WVU unveils new Web site of law students blogging from Brazil

By The West Virginia Record | May 31, 2007

MORGANTOWN -- Crocodiles, piranhas and pink dolphins. Not your typical classroom setting.

But for 25 West Virginia University College of Law students currently participating in the Legal Study in Brazil Program, it has become a way of life as they cruise down the Amazon River while studying international and comparative law in Brazil.

And starting this week, readers can take part in the experiences as described by the students through a new Legal Study in Brazil blogging Web site, located at http://lawinbrazil.blogs.wvu.edu/.

The site debuted with students Aimee Lim, Allen Mendenhall, Arthur Bryan II and Joe Garcia guiding readers through their adventures and sharing the insights they are gaining along the way.

An integrated effort of the Division of University Advancement and Marketing, with support from Web Services and News and Information Services, the site is a follow-up to the popular student "Blogging from Abroad" Web site, http://fromabroad.blogs.wvu.edu/, which has so far featured students' learning experiences in Italy and Japan.

Carla Williams, assistant dean of development and external relations at the law school, has been facilitating the blog logistics in Morgantown. "For the first week, they are boating on the Amazon. They will have some course work on the riverboat and will get the opportunity to meet with local communities along the way," she said.

"The second part of the trip will take them to Vitória and Rio de Janeiro, where they will stay with students from the Centro Universitario de Vila Velha; visit legal institutions, including a Brazilian court and judiciary panel; have classes in a Brazilian law school; and attend seminars on various topics such as international environmental law."

The students are accompanied by professors Kevin Outterson, who originated the idea for the program, andre cummings and Joyce McConnell.

The College of Law's Web site (http://www.wvu.edu/~law/Brazil_Web/index.htm) says no special language skills are required to participate, just a sense of adventure, which is evident by the students' rich, descriptive passages on the site and breath-taking photographs.

"The entries give a real flavor of what the trip is like," Williams said.

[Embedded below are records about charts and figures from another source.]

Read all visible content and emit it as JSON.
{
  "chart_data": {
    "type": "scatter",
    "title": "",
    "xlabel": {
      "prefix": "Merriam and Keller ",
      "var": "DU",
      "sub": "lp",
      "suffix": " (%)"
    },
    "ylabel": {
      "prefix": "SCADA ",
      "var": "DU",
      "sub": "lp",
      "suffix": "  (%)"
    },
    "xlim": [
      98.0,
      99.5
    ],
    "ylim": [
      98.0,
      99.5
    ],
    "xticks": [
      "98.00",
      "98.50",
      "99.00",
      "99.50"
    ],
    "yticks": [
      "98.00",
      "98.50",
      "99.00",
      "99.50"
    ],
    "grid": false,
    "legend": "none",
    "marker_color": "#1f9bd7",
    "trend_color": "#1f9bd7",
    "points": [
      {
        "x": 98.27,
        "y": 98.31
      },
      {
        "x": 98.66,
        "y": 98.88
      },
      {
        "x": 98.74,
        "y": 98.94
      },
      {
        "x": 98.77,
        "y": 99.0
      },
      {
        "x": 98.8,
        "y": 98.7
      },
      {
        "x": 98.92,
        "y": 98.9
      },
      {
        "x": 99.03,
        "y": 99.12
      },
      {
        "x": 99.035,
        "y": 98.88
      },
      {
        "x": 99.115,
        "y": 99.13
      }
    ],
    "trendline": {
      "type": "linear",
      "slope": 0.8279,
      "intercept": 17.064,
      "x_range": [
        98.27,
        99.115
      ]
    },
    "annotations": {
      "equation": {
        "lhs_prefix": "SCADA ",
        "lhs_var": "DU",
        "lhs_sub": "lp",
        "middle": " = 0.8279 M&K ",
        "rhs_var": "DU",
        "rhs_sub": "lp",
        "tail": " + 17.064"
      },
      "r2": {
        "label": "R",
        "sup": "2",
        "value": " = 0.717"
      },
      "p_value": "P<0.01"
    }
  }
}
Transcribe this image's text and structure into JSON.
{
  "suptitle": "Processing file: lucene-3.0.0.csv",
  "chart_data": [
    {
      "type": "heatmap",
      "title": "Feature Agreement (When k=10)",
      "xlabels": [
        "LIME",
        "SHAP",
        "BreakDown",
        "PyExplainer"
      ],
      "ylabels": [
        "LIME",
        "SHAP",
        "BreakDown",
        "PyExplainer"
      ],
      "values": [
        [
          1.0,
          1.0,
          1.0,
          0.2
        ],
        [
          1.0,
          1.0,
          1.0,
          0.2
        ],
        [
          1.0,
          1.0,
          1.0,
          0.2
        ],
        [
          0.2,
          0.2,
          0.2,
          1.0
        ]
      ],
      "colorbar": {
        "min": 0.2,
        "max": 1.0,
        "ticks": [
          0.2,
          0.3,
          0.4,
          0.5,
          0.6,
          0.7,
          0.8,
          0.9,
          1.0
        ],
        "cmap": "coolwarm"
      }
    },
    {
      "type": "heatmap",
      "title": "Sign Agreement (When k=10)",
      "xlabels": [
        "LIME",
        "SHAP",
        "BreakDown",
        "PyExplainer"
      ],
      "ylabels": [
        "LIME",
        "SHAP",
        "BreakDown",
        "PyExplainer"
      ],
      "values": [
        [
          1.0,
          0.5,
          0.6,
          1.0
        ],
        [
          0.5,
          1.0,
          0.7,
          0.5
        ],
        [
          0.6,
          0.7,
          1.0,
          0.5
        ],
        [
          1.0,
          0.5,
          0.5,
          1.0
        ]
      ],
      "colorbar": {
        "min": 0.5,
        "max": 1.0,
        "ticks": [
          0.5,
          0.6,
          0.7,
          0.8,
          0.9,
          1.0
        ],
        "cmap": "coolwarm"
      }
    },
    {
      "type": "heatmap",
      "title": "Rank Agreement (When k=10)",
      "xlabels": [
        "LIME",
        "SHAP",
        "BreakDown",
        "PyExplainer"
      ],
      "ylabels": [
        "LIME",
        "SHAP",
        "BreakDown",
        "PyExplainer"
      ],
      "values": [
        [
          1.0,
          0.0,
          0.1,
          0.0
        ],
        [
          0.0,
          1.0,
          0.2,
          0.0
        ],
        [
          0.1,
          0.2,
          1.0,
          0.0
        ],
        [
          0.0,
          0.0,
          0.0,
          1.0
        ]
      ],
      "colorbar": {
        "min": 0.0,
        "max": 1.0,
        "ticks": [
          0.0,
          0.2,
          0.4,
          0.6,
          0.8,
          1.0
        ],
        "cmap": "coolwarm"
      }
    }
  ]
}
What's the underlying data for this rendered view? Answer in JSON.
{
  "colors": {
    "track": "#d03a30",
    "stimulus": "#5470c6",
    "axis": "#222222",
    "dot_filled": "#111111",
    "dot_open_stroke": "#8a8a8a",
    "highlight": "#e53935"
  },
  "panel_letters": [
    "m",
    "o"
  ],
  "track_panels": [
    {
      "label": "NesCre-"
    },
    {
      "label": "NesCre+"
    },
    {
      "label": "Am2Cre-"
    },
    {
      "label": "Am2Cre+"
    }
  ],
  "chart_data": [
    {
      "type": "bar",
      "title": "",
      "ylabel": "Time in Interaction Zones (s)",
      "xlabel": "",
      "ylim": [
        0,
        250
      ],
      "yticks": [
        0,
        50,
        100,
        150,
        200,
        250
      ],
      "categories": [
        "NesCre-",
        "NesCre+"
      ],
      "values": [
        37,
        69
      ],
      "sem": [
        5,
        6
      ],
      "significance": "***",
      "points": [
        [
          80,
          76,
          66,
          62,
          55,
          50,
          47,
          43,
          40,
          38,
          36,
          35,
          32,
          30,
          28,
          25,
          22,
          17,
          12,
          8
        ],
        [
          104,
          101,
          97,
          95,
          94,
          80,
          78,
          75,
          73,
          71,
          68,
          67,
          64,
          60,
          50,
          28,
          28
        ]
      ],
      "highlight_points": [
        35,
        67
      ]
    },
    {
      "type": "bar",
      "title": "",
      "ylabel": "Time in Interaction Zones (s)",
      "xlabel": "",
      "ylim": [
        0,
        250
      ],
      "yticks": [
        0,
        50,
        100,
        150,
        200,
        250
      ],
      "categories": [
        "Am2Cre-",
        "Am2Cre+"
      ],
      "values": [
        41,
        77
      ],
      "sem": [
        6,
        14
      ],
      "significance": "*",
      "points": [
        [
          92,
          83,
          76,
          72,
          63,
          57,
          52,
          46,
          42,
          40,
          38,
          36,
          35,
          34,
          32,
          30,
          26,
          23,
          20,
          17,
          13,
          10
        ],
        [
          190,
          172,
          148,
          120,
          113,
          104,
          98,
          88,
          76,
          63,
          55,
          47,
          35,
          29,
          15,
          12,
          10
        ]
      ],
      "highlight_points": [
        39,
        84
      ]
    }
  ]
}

Lim's entry dated May 21 describes the aquatic journey. "Water the color of iced tea greets us at the beach. Monkeys sit on top of roofs as casually as pigeons perch in the States. The two-level boat has become home to us," she writes.

"I fell in love with my hammock immediately after the first night's sleep, and this feeling only grew deeper when I woke up that first morning to see that each of us was nestled in a hammock of a different color."

Lim also describes how seeing the poverty in Brazil is affecting her in the May 17 entry. She writes, "Making sense of all that we've seen and read here in Brazil, the students and professors shared a dialogue, shortly before lunch, about corporate responsibility and poverty-not just corporate responsibility and poverty in Brazil, but corporate responsibility and poverty everywhere."

Students who participate in the trip have reading assignments in the fall and spring semesters and the opportunity to take Portuguese classes at the law school to prepare for the experience although all of the classes on the trip are given in English.

According to Williams, the students' adventure began May 13 and will end June 2.

A seven-minute video about the 2006 trip can be accessed at http://www.wvu.edu/~law/Brazil_Web/Video.htm and is also available on the popular Web site, "You Tube."

Outterson states in the video, "One thing I really like about Brazil is…it's different enough from the United States that when people go there they know they're not at home. And I like that, as an academic environment…. They don't know what to expect. They know that the rules are different. They're not sure how the law works. They don't know how the culture works. We make all sorts of mistakes and have all sorts of fun, but in doing so, it helps us to question some of the foundations of our own culture or our own background."

Outterson adds that he wants students to see the incredible wealth and poverty that coexist in Brazil and begin questioning the same things about America. "Those are the types of things that if somebody comes away from Brazil, and they've had a great time and made lots of good friends, but have these deeper questions bothering them, chasing them, back in the United States, then I'm happy."